Datasets were previously updated on a monthly basis. Although the data remain publicly available, reporting of new data was discontinued as of July 1, 2024.
INSIGHT Clinical Research Network is a project founded by the Patient Centered Outcomes Research Institute (PCORI) and is part of the PCORnet program. The INSIGHT longitudinal datasets bring together New York City organizations including medical schools, medical centers, research support organizations, and practice-based research networks. Over 160 million patient encounters and 365 million diagnoses have been recorded in the central data repository. The INSIGHT datasets include longitudinally collected clinical, patient-reported, and patient-generated information, as well as claims data. Datasets are available at the de-identified patient level, identifiable patient level, and patient cohort level. COVID-19 data is available.

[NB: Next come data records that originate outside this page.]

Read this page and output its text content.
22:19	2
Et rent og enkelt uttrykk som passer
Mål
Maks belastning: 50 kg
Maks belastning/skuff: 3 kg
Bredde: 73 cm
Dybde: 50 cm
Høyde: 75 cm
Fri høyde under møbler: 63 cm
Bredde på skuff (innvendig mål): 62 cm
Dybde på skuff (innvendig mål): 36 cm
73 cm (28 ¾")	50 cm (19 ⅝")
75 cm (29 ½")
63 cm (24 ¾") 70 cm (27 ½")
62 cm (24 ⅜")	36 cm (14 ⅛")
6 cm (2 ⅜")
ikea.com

From 2020 through 2021, the Assessment Capacities Project (ACAPS) Government Measures dataset tracked government responses to the pandemic over time using information compiled by ACAPS analysts and volunteers from the University of Copenhagen and University of Lund. Information was obtained from public sources, including governments, media, United Nations agencies, and other organizations, and are denoted in the dataset.
Government measures were grouped into five categories:
An ancillary dataset produced by the ACAPS Secondary Impacts Analytical Framework tracked secondary impacts across a wide range of relevant themes, such as economy, health, migration, and education.